As a California employer, you may require your employees to sign a nondisclosure agreement upon hiring. If a worker signs an NDA, he or she agrees to refrain from sharing information protected under the agreement with anyone who is not permitted to have access to the information. As a business owner, you might also use an NDA if you are selling your company and are meeting with interested parties to negotiate or discuss a deal.
A properly drafted and executed NDA is enforceable in court. In most cases, “properly” means that both parties (employer or business owner and prospective employee or other individual or group) must have something to gain by securing the agreement. If you’re an employer, you gain the protection of proprietary information. An employee gains continued employment.
Ambiguity or vagueness may invalidate an NDA
As is the case with all contracts, the terminology used in an NDA is a factor that determines whether it is enforceable. When reviewing a contract, you’ll want to make sure its terms are clear, concise and understood by all parties. If it is vague or there are multiple interpretations possible for a specific clause in the agreement, it may be difficult to prove that a breach of contract has occurred.

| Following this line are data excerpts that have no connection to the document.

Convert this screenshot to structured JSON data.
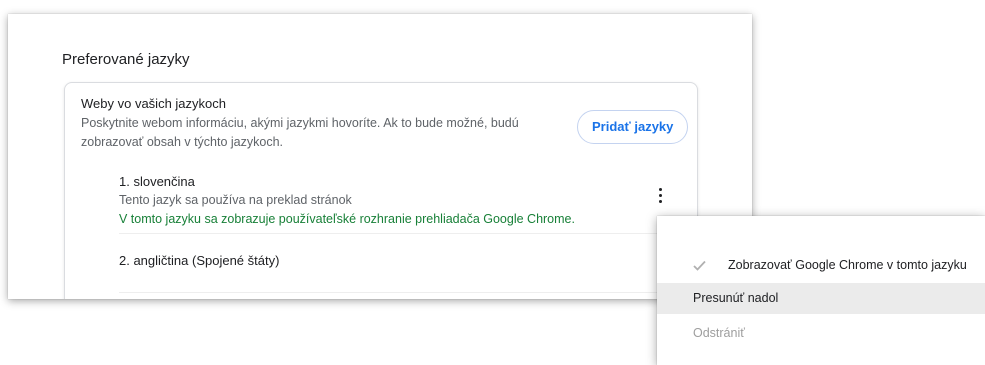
{
  "section": {
    "title": "Preferované jazyky"
  },
  "card": {
    "heading": "Weby vo vašich jazykoch",
    "description": "Poskytnite webom informáciu, akými jazykmi hovoríte. Ak to bude možné, budú zobrazovať obsah v týchto jazykoch.",
    "add_button": "Pridať jazyky"
  },
  "languages": [
    {
      "name": "1. slovenčina",
      "subtitle": "Tento jazyk sa používa na preklad stránok",
      "ui_note": "V tomto jazyku sa zobrazuje používateľské rozhranie prehliadača Google Chrome."
    },
    {
      "name": "2. angličtina (Spojené štáty)"
    }
  ],
  "menu": {
    "display_in_language": "Zobrazovať Google Chrome v tomto jazyku",
    "display_checked": true,
    "move_down": "Presunúť nadol",
    "remove": "Odstrániť"
  },
  "icons": {
    "more": "more-vert-icon",
    "check": "checkmark-icon"
  },
  "colors": {
    "accent": "#1a73e8",
    "ui_note": "#188038",
    "disabled": "#9e9e9e"
  }
}
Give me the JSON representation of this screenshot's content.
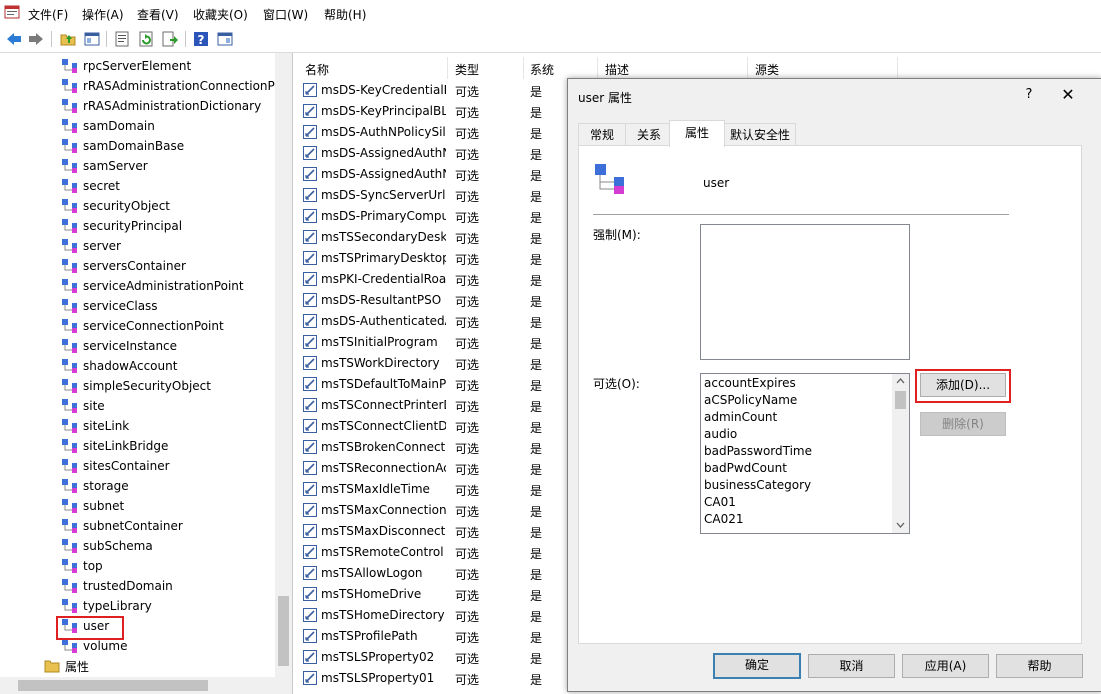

Never ask an employee to do something illegal
An NDA would not be enforceable if it requires a worker to refrain from reporting an issue that he or she is legally required to report. If you ask an employee to ignore a legal duty, you cannot expect a court to enforce the contract. The best way to avoid legal problems regarding an NDA or other type of employment contract is to ask an experienced attorney to review an agreement before signing.